Night had almost fallen and in its almost final triumph of day, Private Wellington pulled off his most heroic feat. He climbed up the back of the tank and looked at the two exhaust pillars of the tank, which was a buried dozer. The twin holes were just big enough for the grenades to slide down into. He held each grenade at the holes, milking glory for all it was worth. A howl sounded in the distance, and the grenades fell in.

It was that moment in which the Corporal and the Sarge hit the peak of their grievances. Sarges’s grumbling had pushed the Corporal over the edge and one too many fat jokes, something along the lines of “Lard Ass” and the fight was on.

Butts, well he just watched as the two boys pummeled each other, taking a bewildered interest in how each was able to bloody the other through cushioned gloves. Never before had the group of friends been fractured by a fight. Still, the two fighting boys and the Lieutenant were oblivious now to the exploits of the fourth member.

Wellington, was too far away to see the fight and continued on with his mission.

“Fuck Him, and fuck his superiority.”

Wellington said these words to himself, the only brave words he had when the grenades fell into the heat of the pipes. He shot at the Iron Bull, who’s surprise was evident on his face. The shots missed the bulbous walrus of a man, but the grenades went off with twin resounding thumps. Screams of terror and pain immediately erupted in more profanity laced insults. But the Iron Bull, met his fate there, burning as flames licked up his rotund body, burning him to crisp.

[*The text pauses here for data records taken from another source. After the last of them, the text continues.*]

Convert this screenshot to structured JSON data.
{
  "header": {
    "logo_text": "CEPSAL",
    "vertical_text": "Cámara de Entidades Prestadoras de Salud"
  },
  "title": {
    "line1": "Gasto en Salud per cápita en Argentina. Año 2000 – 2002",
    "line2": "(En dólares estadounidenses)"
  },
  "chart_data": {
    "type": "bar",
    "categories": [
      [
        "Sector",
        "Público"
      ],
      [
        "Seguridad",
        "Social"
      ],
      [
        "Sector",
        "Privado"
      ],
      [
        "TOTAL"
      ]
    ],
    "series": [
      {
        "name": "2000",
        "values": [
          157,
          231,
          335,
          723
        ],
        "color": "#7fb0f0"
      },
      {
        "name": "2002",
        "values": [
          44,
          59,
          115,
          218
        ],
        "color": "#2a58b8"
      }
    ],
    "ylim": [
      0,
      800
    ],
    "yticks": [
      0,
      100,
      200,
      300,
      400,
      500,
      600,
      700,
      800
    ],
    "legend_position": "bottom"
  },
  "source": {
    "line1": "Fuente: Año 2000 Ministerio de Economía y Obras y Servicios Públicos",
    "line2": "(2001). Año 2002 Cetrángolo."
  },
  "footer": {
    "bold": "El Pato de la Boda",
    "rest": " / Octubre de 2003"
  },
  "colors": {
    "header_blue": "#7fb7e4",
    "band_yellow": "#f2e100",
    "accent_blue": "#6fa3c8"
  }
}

Wellington’s yell of triumph brought the fight between the Sarge and Corporal to a halt. The Private would ask what was going on as he ran back to his friends. The three boys looked at the smaller boy in bewilderment, brought back to the war in the Alaskan cold. They had forgotten the boy had been sent on a solo mission and his success took them all by surprise.

“Nothing Private. Great job by the way. That goes for everyone.” Butts took his role as the leader seriously, but his words wouldn’t fix the fracture. The fight wouldn’t be forgotten, and now an unspoken tension perverted the group of friends.

“Hey, so-that’s it?” Wellington was disappointed. Being the youngest, he had missed something, but the older boys refused to clue him in to the problem. He studied the reddening faces of Corporal Vetter and Sergeant Doss wandering why they had fought and his inexperience to the older boys was apparent.

“Yea we did it.” The corporal said these words through swollen lips, but he smiled, trying to brush of his anger.

“Fuck, let’s get some cocoa, it’s getting dark and cold.” Sarge said with a blackening eye. He was wheezing a bit, more from exertion than pain. The suggestion illicited no takers.

“Well, that’s it till the spring. Can’t play in the melt,” Butts stated and he trudged away from the group through the packed snow.